The Romance Of Being Young
I might be too earnest a moviegoer to appreciate Frances Ha as a pure comedy of manners, but I found it discreetly heartbreaking. There is something almost cruel about being young after the structure of school disappears. For most of your life, ambition has been organized for you. There are semesters, grades, applications, teachers, stages of advancement. Even failure comes with paperwork. Then, suddenly, all of that vanishes and you are expected to become a person in the open market.
That is the quiet terror Frances is living through. Her plans are not destroyed in some dramatic, cinematic way. They simply become murkier. Ambition gets replaced by the more immediate problem of rent, student loans, professional usefulness and the fact that no one wants to hire you because you do not have experience, which is funny because experience is the thing you are supposedly trying to get by being hired. It is one of the more elegant scams adulthood plays on young people.
So you either find a function the world recognizes and pays for or you suffer the consequences of not being the person the world currently needs. This is what makes Frances Ha hurt. Frances is not talentless. She is not lazy. She is not even especially delusional. She is just trying to preserve a version of herself that reality has begun treating as non-essential. Frances gets dealt a particularly difficult hand as she's trying to find her way among the privileged upperclass for who her struggle doesn’t exist.
Being A Person in New York
Frances Ha is often described as a quintessential New York movie, and that is not just because it was shot in black and white and features attractive people having wounded conversations in apartments they probably should not be able to afford. New York is integral to how the movie works.
Frances does not undergo some enormous transformation. She does not collapse into a dramatic depression or experience the kind of personal crisis that announces itself with rain, cigarettes and a sad needle drop. Her decline is much more ordinary than that. She becomes frustrated, confused and impatient with the limited menu of choices adulthood keeps placing in front of her.
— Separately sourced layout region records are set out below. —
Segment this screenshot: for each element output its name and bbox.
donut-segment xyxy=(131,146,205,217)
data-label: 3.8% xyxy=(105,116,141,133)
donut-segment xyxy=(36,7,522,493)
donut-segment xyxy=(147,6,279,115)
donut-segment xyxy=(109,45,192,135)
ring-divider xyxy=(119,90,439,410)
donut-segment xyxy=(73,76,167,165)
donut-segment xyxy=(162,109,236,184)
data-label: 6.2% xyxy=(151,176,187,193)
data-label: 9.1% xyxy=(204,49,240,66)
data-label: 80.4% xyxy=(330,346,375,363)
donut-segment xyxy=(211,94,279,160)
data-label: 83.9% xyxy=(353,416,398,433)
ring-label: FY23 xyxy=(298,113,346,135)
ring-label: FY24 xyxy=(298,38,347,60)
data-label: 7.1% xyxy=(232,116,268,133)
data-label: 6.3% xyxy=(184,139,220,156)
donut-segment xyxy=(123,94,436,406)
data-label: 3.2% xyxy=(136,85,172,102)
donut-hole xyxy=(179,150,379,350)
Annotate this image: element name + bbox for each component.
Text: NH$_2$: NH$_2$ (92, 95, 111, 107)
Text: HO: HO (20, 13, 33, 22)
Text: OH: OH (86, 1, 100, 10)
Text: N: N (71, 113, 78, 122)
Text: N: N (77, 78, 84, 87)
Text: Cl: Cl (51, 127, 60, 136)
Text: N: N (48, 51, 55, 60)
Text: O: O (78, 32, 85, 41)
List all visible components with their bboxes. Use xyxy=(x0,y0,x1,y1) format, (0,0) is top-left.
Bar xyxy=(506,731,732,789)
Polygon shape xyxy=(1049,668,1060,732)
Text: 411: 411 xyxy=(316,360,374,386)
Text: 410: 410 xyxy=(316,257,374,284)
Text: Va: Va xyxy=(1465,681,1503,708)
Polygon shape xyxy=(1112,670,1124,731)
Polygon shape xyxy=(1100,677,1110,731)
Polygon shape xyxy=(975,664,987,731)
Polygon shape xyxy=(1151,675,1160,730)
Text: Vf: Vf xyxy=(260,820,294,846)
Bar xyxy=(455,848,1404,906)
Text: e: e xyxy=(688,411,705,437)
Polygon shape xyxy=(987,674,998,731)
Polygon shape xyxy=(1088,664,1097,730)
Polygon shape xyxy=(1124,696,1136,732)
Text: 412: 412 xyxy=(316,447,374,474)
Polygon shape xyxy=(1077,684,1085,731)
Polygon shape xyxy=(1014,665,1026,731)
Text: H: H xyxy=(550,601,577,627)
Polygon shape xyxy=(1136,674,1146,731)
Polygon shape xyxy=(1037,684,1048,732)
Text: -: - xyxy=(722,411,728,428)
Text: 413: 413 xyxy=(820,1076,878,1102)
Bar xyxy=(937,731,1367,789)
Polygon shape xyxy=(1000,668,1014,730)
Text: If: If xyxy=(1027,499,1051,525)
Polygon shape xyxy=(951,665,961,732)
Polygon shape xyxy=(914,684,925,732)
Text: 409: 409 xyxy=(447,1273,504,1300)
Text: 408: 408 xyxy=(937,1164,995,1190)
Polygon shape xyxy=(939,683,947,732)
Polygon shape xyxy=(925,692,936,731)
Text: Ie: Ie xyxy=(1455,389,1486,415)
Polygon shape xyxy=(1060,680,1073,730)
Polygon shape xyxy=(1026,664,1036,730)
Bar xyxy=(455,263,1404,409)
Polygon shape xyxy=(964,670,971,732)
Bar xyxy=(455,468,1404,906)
What changes is not Frances so much as the city around her. Or maybe more accurately, what changes is her ability to believe the city is on her side. As she moves through different apartments, neighborhoods and social classes, New York keeps revealing new versions of itself. There is the New York of artistic possibility, the New York of other people’s money, the New York of temporary couches, the New York of friendship as real estate and the New York where every block seems to ask whether you belong there or are just passing through with an overnight bag.
That is why the movie hurts in such a specific way. Frances is not lost in the abstract. She is lost in a city that sells the fantasy of reinvention while constantly reminding you that reinvention has a monthly payment.
*
Even though Noah Baumbach has the profile of a man I would challenge to a bar fight after two pints, I cannot seem to find his movies boring or even especially full of themselves. Frances Ha explores the quiet humiliation of having to reconcile your dreams with self-reliance, which is one of the central pains of adulthood and one of the least cinematic. No one wants to admit that growing up often means negotiating with the parts of yourself you used to think were non-negotiable.
That is why the movie feels so real despite being stylized within an inch of its life. It is not about catastrophe. It is about the smaller, meaner realization that the world does not hate your dreams. It simply does not care about them unless they become profitable to other people. Everyone not protected by old money eventually has to live through that moment, but almost no one has a name for it. Frances Ha does. That is why it feels more alive than most movies shot in actual colors.